在这里看到Pod有三个来源，且在syncLoop方法也提及updates通道会传递来自file, apiserver和 http三种来源的Pod变更事件，下面则了解这三种Pod的来源

Pod的来源分类

FileSource:Kubelet会读取文件里面定义的pod进行创建．常常我们使用来定义kubelet管理的static pod ，从配置参数处获得，作为master则有master几个组件的pod定义
HttpSource:通过http Get该manifest url获取到pod的定义，配置中没指定，暂未发现其使用场景
ApiSource:通过定义跟kube-apiserver进行通过的kubeclient, 从kube-apiserver中获取需要本节点创建的pod的信息。通常kubelet获得pod的途径

FileSource的路径是在/etc/kubernetes/manifests/

ls /etc/kubernetes/manifests/

etcd-external.yaml  kube-apiserver.yaml  kube-controller-manager.yaml  kube-scheduler.yaml

路径的来源是在kubetel的一个配置文件中获取，配置文件路径通过kubelet的启动参数--config=/var/lib/kubelet/config.yaml，打开这个文件里面有一项就是staticPodPath

cat /var/lib/kubelet/config.yaml|grep staticPodPath

staticPodPath: /etc/kubernetes/manifests

静态Pod

静态 Pod 在指定的节点上由 kubelet 守护进程直接管理，不需要 API 服务器监管。与由控制面管理的 Pod（例如，Deployment）不同；kubelet 监视每个静态 Pod（在它崩溃之后重新启动）。

静态 Pod 永远都会绑定到一个指定节点上的 Kubelet。

kubelet 会尝试通过 Kubernetes API 服务器为每个静态 Pod 自动创建一个镜像 Pod。这意味着节点上运行的静态 Pod 对 API 服务来说是可见的，但是不能通过 API 服务器来控制。 Pod 名称将把以连字符开头的节点主机名作为后缀。

从yaml文件中可以得知k8s集群中，etcd,api-server,controller-manager,scheduler这几个控制面的pod都是以静态Pod的形式运行在master节点上。

PodConfig应对3种类型的pod的变更

本地yaml文件

makePodSourceConfig		/pkg/kubelet/kubelet.go

|--config.NewSourceFile		/pkg/kubelet/config/file.go

   |--config.run()

拿到了channel内部就从指定路径中读取所有yaml,无论是否读到，都会往通道中塞一个数据，而且Op全部都是Set，内部是执行以下方法，开的协程有两个作用，定时List以下目录里面有那些文件更改，更新缓存；另外的startWatch和watchEvents通道就是对路径进行监控，凡是对该路径的文件进行任何修改都会触发，更新缓存。这个操作很像Informer的ListAndWatch。

func (s *sourceFile) run() {

	listTicker := time.NewTicker(s.period)

	go func() {

		// Read path immediately to speed up startup.
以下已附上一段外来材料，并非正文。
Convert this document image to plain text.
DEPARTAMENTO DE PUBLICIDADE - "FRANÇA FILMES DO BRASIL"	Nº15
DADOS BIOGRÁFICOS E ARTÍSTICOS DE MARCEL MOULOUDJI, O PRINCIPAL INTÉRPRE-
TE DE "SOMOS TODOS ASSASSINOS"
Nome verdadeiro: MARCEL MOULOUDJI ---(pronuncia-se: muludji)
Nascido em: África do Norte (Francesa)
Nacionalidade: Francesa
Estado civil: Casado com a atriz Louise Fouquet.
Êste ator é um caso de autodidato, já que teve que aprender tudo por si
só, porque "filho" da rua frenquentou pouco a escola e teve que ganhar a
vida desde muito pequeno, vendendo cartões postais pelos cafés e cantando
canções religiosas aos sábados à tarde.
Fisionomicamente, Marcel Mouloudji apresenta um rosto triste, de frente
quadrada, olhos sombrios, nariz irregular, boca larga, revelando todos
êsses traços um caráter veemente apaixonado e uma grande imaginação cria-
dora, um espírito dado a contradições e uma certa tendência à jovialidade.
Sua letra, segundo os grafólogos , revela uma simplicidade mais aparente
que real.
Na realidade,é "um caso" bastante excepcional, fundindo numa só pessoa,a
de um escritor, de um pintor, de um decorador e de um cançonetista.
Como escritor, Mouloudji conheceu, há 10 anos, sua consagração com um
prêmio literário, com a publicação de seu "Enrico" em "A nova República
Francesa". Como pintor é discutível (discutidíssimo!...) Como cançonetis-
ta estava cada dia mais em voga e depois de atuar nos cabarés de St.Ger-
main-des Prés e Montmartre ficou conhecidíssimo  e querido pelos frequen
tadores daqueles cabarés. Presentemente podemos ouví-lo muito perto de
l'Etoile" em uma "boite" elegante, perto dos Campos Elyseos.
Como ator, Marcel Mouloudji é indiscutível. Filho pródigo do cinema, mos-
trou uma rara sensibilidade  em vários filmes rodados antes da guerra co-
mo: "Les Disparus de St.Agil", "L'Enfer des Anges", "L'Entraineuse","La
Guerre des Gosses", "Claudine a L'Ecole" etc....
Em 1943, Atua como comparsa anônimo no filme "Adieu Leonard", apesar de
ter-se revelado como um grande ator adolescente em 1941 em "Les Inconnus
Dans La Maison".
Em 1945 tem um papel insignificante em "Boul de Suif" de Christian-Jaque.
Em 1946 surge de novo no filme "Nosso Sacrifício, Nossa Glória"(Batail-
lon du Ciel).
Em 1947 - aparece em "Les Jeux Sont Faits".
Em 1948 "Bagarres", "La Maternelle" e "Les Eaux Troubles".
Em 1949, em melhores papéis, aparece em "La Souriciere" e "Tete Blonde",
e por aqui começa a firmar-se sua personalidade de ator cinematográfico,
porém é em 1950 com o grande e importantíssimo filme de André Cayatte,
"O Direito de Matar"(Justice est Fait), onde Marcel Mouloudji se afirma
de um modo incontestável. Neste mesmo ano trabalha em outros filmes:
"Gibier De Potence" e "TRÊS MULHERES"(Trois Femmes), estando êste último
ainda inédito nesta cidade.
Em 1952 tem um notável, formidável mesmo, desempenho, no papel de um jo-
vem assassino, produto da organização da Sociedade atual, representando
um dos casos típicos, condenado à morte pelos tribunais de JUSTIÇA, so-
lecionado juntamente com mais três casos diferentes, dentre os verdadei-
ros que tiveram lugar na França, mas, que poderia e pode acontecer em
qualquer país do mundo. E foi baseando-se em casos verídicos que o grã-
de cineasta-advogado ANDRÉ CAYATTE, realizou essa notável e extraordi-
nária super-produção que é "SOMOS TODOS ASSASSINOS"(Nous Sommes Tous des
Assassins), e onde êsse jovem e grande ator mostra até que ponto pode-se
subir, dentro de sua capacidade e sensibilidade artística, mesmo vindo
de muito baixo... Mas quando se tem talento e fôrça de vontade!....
		if err := s.listConfig(); err != nil {

			klog.Errorf("Unable to read config path %q: %v", s.path, err)

		}

		for {

			select {

			case <-listTicker.C:

				if err := s.listConfig(); err != nil {

					klog.Errorf("Unable to read config path %q: %v", s.path, err)

				}

			case e := <-s.watchEvents:

				if err := s.consumeWatchEvent(e); err != nil {

					klog.Errorf("Unable to process watch event: %v", err)

				}

			}

		}

	}()

	s.startWatch()

}

指定URL的yaml

makePodSourceConfig		/pkg/kubelet/kubelet.go

|--config.NewSourceURL		/pkg/kubelet/config/http.go

   |--config.run()

这里也是跟本地yaml文件的很类似，定期往指定URL处拿pod的yaml,先把他当作单体的pod进行反序列化，不行则当作podList进行反序列化，得到的结果同样以Set形式往通道塞数据。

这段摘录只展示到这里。